Days later, I awoke to the news report that a British journalist had been freed in an early-morning operation. The news that an Afghan journalist was killed was not in the headlines. I was not surprised. Years of journalism teaches you very clearly that some lives are valued more than others. I was not surprised, but I was angry. Angry about the double standards; angry that Sultan, who had been carving a different life for himself, had been caught in a chain of happenstance starting with his holidays coinciding with the elections in Afghanistan. I was angry too at the lack of information and the unwillingness of the establishment to part with the facts.

As Himal goes to press, we do not know whose bullet killed Sultan – the insurgents? The NATO rescuers? Who actually ordered the military operation, and what negotiations took place before the rescue attempt? The days between the kidnapping and the ‘rescue’ were marked by a news blackout. It was not the first one. Journalists working in Afghanistan have previously been asked to refrain from writing about the kidnappings of their colleagues. There was a marked silence around the kidnapping of New York Times reporter David Rohde, abducted in November 2008. Usually, the request comes from individual journalistic organisations, but it is also backed by international organisations such as the UN. The line of reasoning is always the worry that such reporting would endanger the victim’s life. Under the combination of peer pressure and emotional blackmail, most of the media has fallen in line.

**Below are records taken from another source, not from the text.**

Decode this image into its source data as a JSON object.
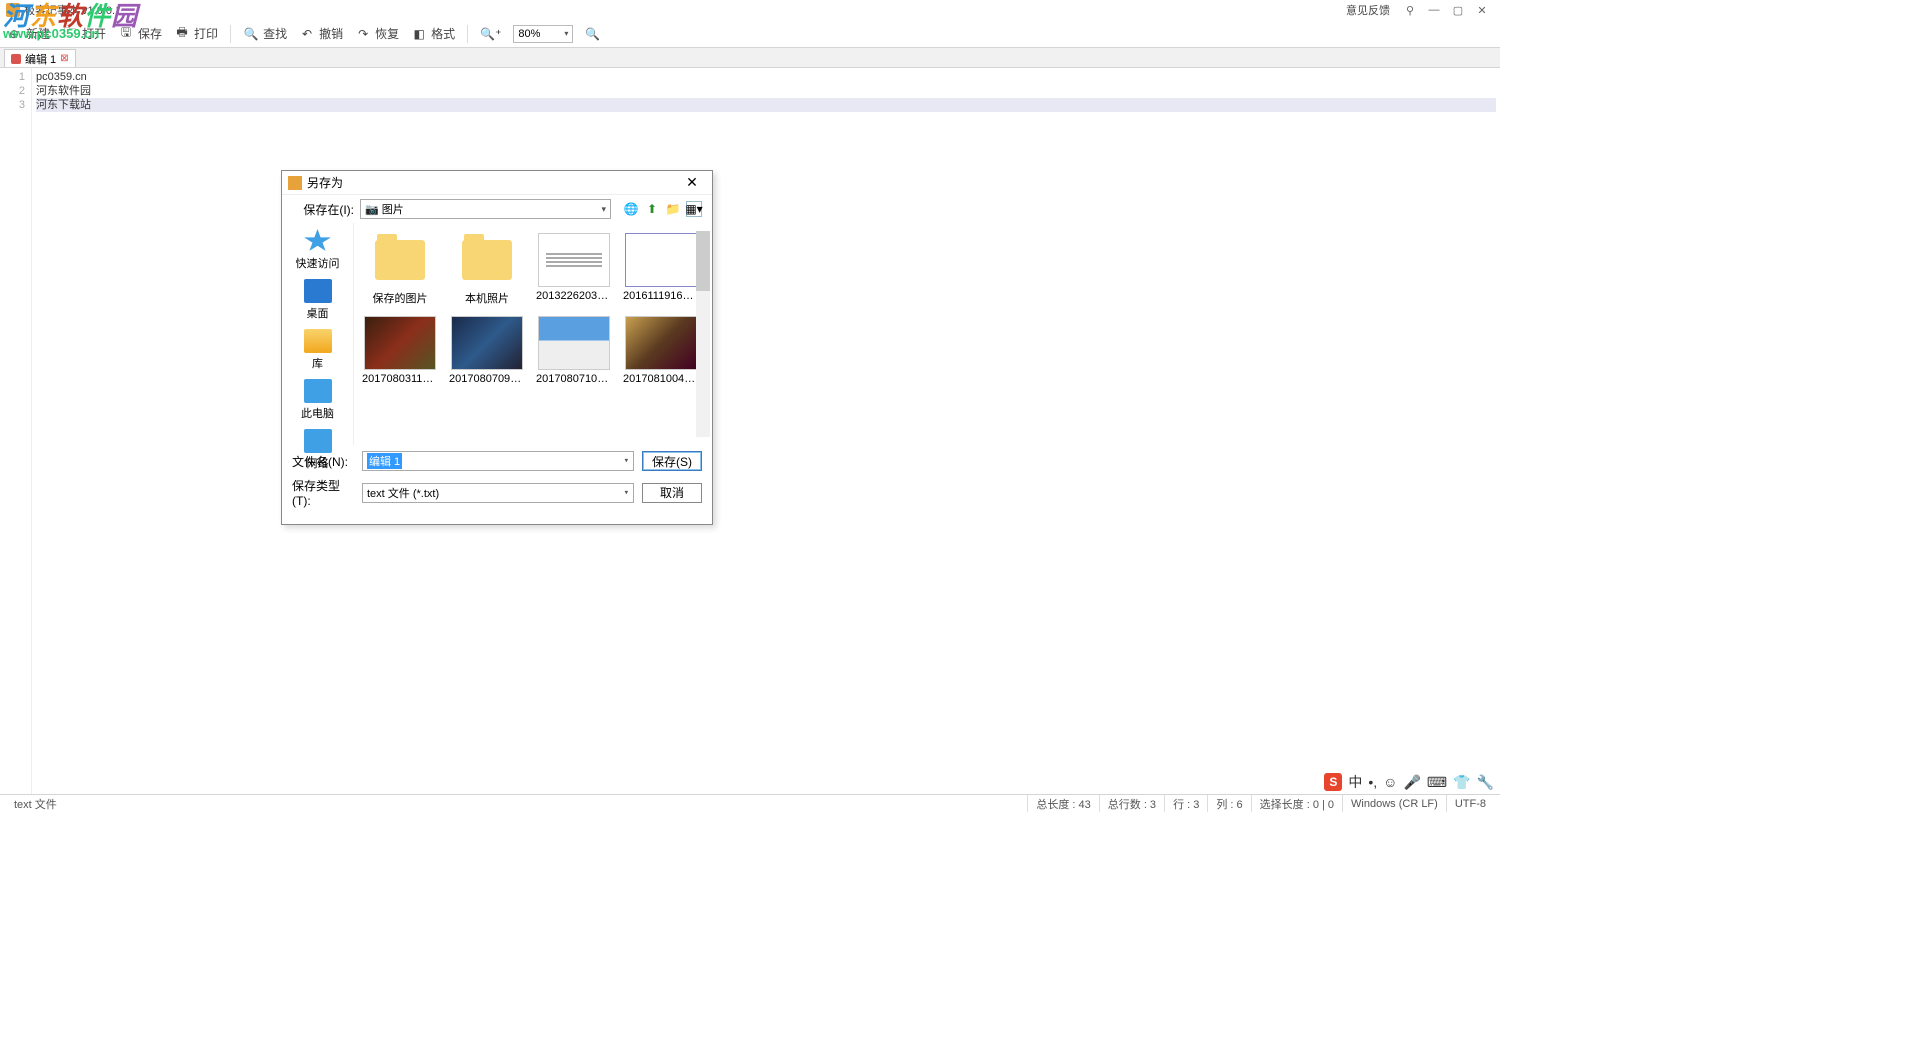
{
  "titlebar": {
    "title": "极客记事本 v1.0.0.1",
    "feedback": "意见反馈"
  },
  "watermark": {
    "cn": "河东软件园",
    "url": "www.pc0359.cn"
  },
  "toolbar": {
    "new": "新建",
    "open": "打开",
    "save": "保存",
    "print": "打印",
    "find": "查找",
    "undo": "撤销",
    "redo": "恢复",
    "format": "格式",
    "zoom_value": "80%"
  },
  "tab": {
    "label": "编辑 1"
  },
  "editor": {
    "lines": [
      "pc0359.cn",
      "河东软件园",
      "河东下载站"
    ],
    "selected_line_index": 2
  },
  "dialog": {
    "title": "另存为",
    "save_in_label": "保存在(I):",
    "save_in_value": "图片",
    "places": {
      "quick": "快速访问",
      "desktop": "桌面",
      "library": "库",
      "thispc": "此电脑",
      "network": "网络"
    },
    "files": [
      {
        "name": "保存的图片",
        "type": "folder"
      },
      {
        "name": "本机照片",
        "type": "folder"
      },
      {
        "name": "201322620352...",
        "type": "doc"
      },
      {
        "name": "201611191624...",
        "type": "doc2"
      },
      {
        "name": "201708031107...",
        "type": "img1"
      },
      {
        "name": "201708070936...",
        "type": "img2"
      },
      {
        "name": "201708071009...",
        "type": "img3"
      },
      {
        "name": "201708100401...",
        "type": "img4"
      }
    ],
    "filename_label": "文件名(N):",
    "filename_value": "编辑 1",
    "filetype_label": "保存类型(T):",
    "filetype_value": "text 文件 (*.txt)",
    "save_btn": "保存(S)",
    "cancel_btn": "取消"
  },
  "status": {
    "filetype": "text 文件",
    "total_len": "总长度 : 43",
    "total_lines": "总行数 : 3",
    "row": "行 : 3",
    "col": "列 : 6",
    "sel": "选择长度 : 0 | 0",
    "eol": "Windows (CR LF)",
    "encoding": "UTF-8"
  },
  "tray": {
    "ime": "中"
  }
}
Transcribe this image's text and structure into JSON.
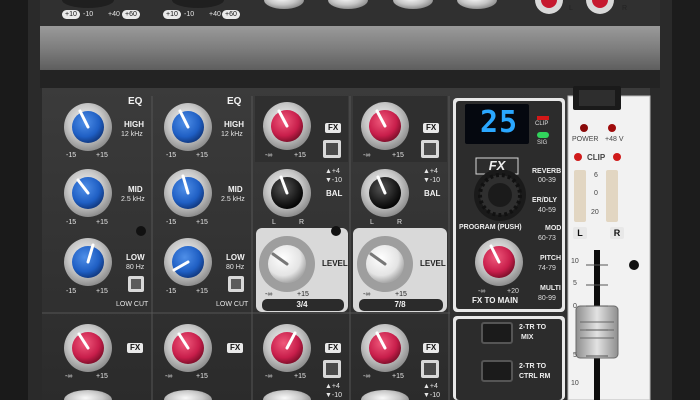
{
  "top": {
    "gain_scale_1": [
      "+10",
      "-10",
      "+40",
      "+60"
    ],
    "gain_scale_2": [
      "+10",
      "-10",
      "+40",
      "+60"
    ],
    "out_left": "L",
    "out_right": "R"
  },
  "channels": [
    {
      "id": "ch1",
      "eq_title": "EQ",
      "high": {
        "label": "HIGH",
        "freq": "12 kHz",
        "min": "-15",
        "max": "+15"
      },
      "mid": {
        "label": "MID",
        "freq": "2.5 kHz",
        "min": "-15",
        "max": "+15"
      },
      "low": {
        "label": "LOW",
        "freq": "80 Hz",
        "min": "-15",
        "max": "+15"
      },
      "low_cut": "LOW CUT",
      "fx_badge": "FX",
      "fx_min": "-∞",
      "fx_max": "+15"
    },
    {
      "id": "ch2",
      "eq_title": "EQ",
      "high": {
        "label": "HIGH",
        "freq": "12 kHz",
        "min": "-15",
        "max": "+15"
      },
      "mid": {
        "label": "MID",
        "freq": "2.5 kHz",
        "min": "-15",
        "max": "+15"
      },
      "low": {
        "label": "LOW",
        "freq": "80 Hz",
        "min": "-15",
        "max": "+15"
      },
      "low_cut": "LOW CUT",
      "fx_badge": "FX",
      "fx_min": "-∞",
      "fx_max": "+15"
    }
  ],
  "stereo_channels": [
    {
      "id": "ch34",
      "fx_badge": "FX",
      "fx_min": "-∞",
      "fx_max": "+15",
      "trim_up": "▲+4",
      "trim_down": "▼-10",
      "bal": "BAL",
      "bal_l": "L",
      "bal_r": "R",
      "level": "LEVEL",
      "level_min": "-∞",
      "level_max": "+15",
      "name": "3/4",
      "lower_fx_badge": "FX",
      "lower_min": "-∞",
      "lower_max": "+15",
      "lower_trim_up": "▲+4",
      "lower_trim_down": "▼-10"
    },
    {
      "id": "ch78",
      "fx_badge": "FX",
      "fx_min": "-∞",
      "fx_max": "+15",
      "trim_up": "▲+4",
      "trim_down": "▼-10",
      "bal": "BAL",
      "bal_l": "L",
      "bal_r": "R",
      "level": "LEVEL",
      "level_min": "-∞",
      "level_max": "+15",
      "name": "7/8",
      "lower_fx_badge": "FX",
      "lower_min": "-∞",
      "lower_max": "+15",
      "lower_trim_up": "▲+4",
      "lower_trim_down": "▼-10"
    }
  ],
  "fx": {
    "display": "25",
    "clip": "CLIP",
    "sig": "SIG",
    "logo": "FX",
    "program_label": "PROGRAM (PUSH)",
    "presets": [
      {
        "name": "REVERB",
        "range": "00-39"
      },
      {
        "name": "ER/DLY",
        "range": "40-59"
      },
      {
        "name": "MOD",
        "range": "60-73"
      },
      {
        "name": "PITCH",
        "range": "74-79"
      },
      {
        "name": "MULTI",
        "range": "80-99"
      }
    ],
    "to_main_label": "FX TO MAIN",
    "to_main_min": "-∞",
    "to_main_max": "+20"
  },
  "routing": {
    "btn1": "2-TR TO MIX",
    "btn1_a": "2-TR TO",
    "btn1_b": "MIX",
    "btn2_a": "2-TR TO",
    "btn2_b": "CTRL RM"
  },
  "master": {
    "power": "POWER",
    "phantom": "+48 V",
    "clip": "CLIP",
    "meter_ticks": [
      "6",
      "0",
      "20"
    ],
    "meter_l": "L",
    "meter_r": "R",
    "fader_ticks": [
      "10",
      "5",
      "0",
      "5",
      "10"
    ]
  }
}
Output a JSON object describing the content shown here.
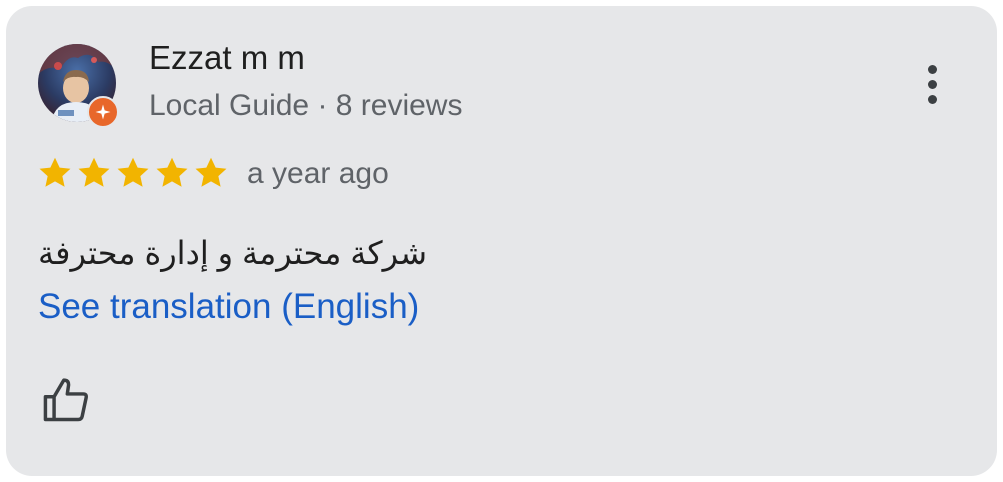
{
  "review": {
    "author": {
      "name": "Ezzat m m",
      "meta": "Local Guide · 8 reviews",
      "avatar_icon": "profile-photo",
      "badge_icon": "local-guide-star-badge"
    },
    "rating": {
      "stars": 5,
      "max": 5,
      "color": "#f2b400"
    },
    "time": "a year ago",
    "text": "شركة محترمة و إدارة محترفة",
    "translate_link": "See translation (English)",
    "actions": {
      "more_icon": "more-vert-icon",
      "like_icon": "thumb-up-outline-icon"
    }
  },
  "colors": {
    "card_bg": "#e6e7e9",
    "link": "#1a5ec6",
    "badge": "#e8672a"
  }
}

But several questions have yet to be answered about such an approach. Does secrecy actually help to save the life of every kidnap victim? Yes, the Wall Street Journal reporter Daniel Pearl was killed in Karachi after a much publicised kidnapping; but the BBC’s Alan Johnston was rescued from Gaza precisely because of a well-orchestrated public campaign. Certainly, organisations may find that it suits their aims to maintain secrecy about such instances; but unlike most other cases, in which journalists will often work to expose the facts, in the case of journalists being kidnapped it is the media that has agreed to censor itself, a self-censorship without adequate logical basis.

It is time that journalists, their employers and other journalist bodies spent some time thinking about this, rather than reactively moving from episode to episode. This is certainly not an easy subject to write about, since it invites the charge that one is endangering colleagues in the lust for a story. So I write this at a time when the blood has already been spilt.

But Afghan journalists – do they have a choice?

Aunohita Mojumdar is a contributing editor to Himal Southasian.